Listed at 5-foot-11, with a flattop haircut that calls to mind a character in Hoosiers and tattoos on his upper arms that call to mind just about every 21st-century young adult, Lindner averaged 12.8 points and 5.4 assists per game for Lafayette this season. But he was at his best during the Patriot League tournament: scoring 71 points over the three games (23.7), including 25 in the championship-game victory over American, and winning the tournament's MVP award.

"Before every game [freshman year], I'd get extremely nervous and anxious," Lindner said Wednesday before Lafayette practiced at the Consol Energy Center. "This year, it's a little bit calmer. I can just focus."

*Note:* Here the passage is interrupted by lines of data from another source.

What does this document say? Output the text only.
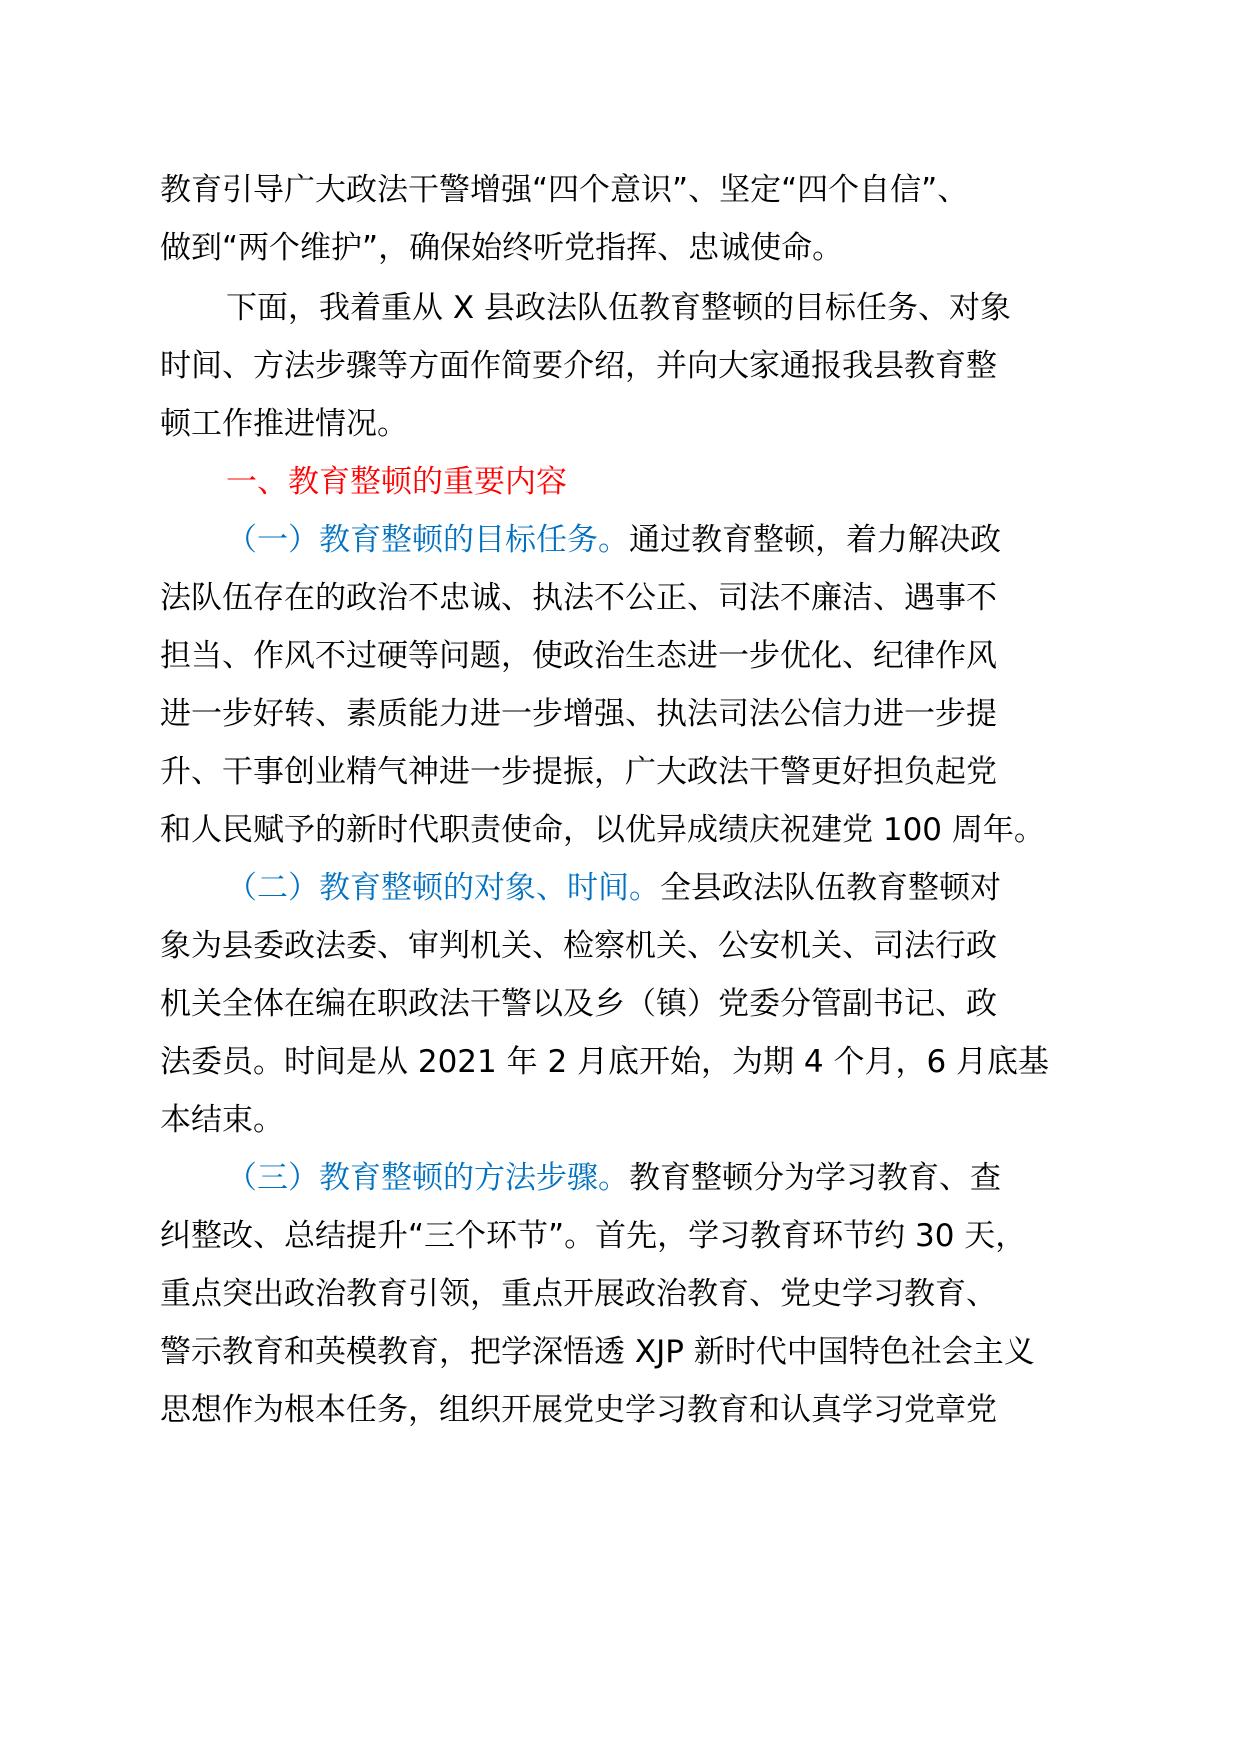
教育引导广大政法干警增强“四个意识”、坚定“四个自信”、
做到“两个维护”，确保始终听党指挥、忠诚使命。
下面，我着重从 X 县政法队伍教育整顿的目标任务、对象
时间、方法步骤等方面作简要介绍，并向大家通报我县教育整
顿工作推进情况。
一、教育整顿的重要内容
（一）教育整顿的目标任务。通过教育整顿，着力解决政
法队伍存在的政治不忠诚、执法不公正、司法不廉洁、遇事不
担当、作风不过硬等问题，使政治生态进一步优化、纪律作风
进一步好转、素质能力进一步增强、执法司法公信力进一步提
升、干事创业精气神进一步提振，广大政法干警更好担负起党
和人民赋予的新时代职责使命，以优异成绩庆祝建党 100 周年。
（二）教育整顿的对象、时间。全县政法队伍教育整顿对
象为县委政法委、审判机关、检察机关、公安机关、司法行政
机关全体在编在职政法干警以及乡（镇）党委分管副书记、政
法委员。时间是从 2021 年 2 月底开始，为期 4 个月，6 月底基
本结束。
（三）教育整顿的方法步骤。教育整顿分为学习教育、查
纠整改、总结提升“三个环节”。首先，学习教育环节约 30 天，
重点突出政治教育引领，重点开展政治教育、党史学习教育、
警示教育和英模教育，把学深悟透 XJP 新时代中国特色社会主义
思想作为根本任务，组织开展党史学习教育和认真学习党章党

That all-consuming devotion to basketball can be a bit problematic at Lafayette, where the term student-athletes can actually be used without irony or contradiction. When Leopards coach Fran O'Hanlon - a Villanova alumnus and an old point guard himself - learned that Lindner had skipped a couple of classes so he could get in extra workouts at Kirby, O'Hanlon called him in for a one-on-one meeting. Lindner sat down and pleaded his case, arguing that he had come to college to do more than just bury his head in books.

"What, you think I was a [expletive] Rhodes Scholar or something?" O'Hanlon recalled telling him. "Nick, you've got to go to class."

During his freshman year at GA, Lindner often called coach Jim Fenerty on Saturday nights, asking Fenerty to contact the school's security office so that the officers would open the gym. "He was the guy where I never had to worry about his social life," Fenerty said, "because his social life involved people named Wilson and Rawlings."

Fenerty had encountered situations similar to Lindner's before. In the mid-1990s, for instance, before Alvin Williams went on to star for Villanova and play nine seasons in the NBA, he had pestered Fenerty just as Lindner did, so much so that Fenerty ended up giving Williams a key to the gym.

"Nowadays," Fenerty said, "you can't give keys to a building to kids." So this time, Fenerty instead brokered an arrangement: Lindner could have carte-blanche access to the gym, as long as Lindner gave the security office enough notice that he was coming.

"He was in there all summer long, all winter long," Steve Dolan, GA's security director and a Villanova alumnus, said in a phone interview Wednesday. "Even after Coach Fenerty's practices, he would ask for more time. He was just a hard worker - quiet young man, but would not have any gumption about calling us to try to get into the gym. We'd get him in whenever we could, set him up, get the lights on.

"I think sometimes he was even in there shooting in the dark."

Fenerty eventually put Lindner in touch with Williams, and those nighttime shooting sessions became grist for a growing friendship between the two former GA guards. The two traded text messages Wednesday. "He just said he was proud and looking forward to [Thursday]," Lindner said. "I don't know if he meant it, but he said, 'I'll see you in Pittsburgh.' "

Williams' role as mentor doesn't mark Lindner's only connection to Villanova, of course. In seventh grade, Lindner played on an AAU team with Wildcats guard and fellow Bucks County native Ryan Arcidiacono, and because of O'Hanlon's playing career, it was natural to wonder if, when he recruited Lindner, he saw himself.

"I see myself in the way he works at the game," O'Hanlon said. "He's obsessed."

If there were any doubt, Nick Lindner has the odometer to prove it.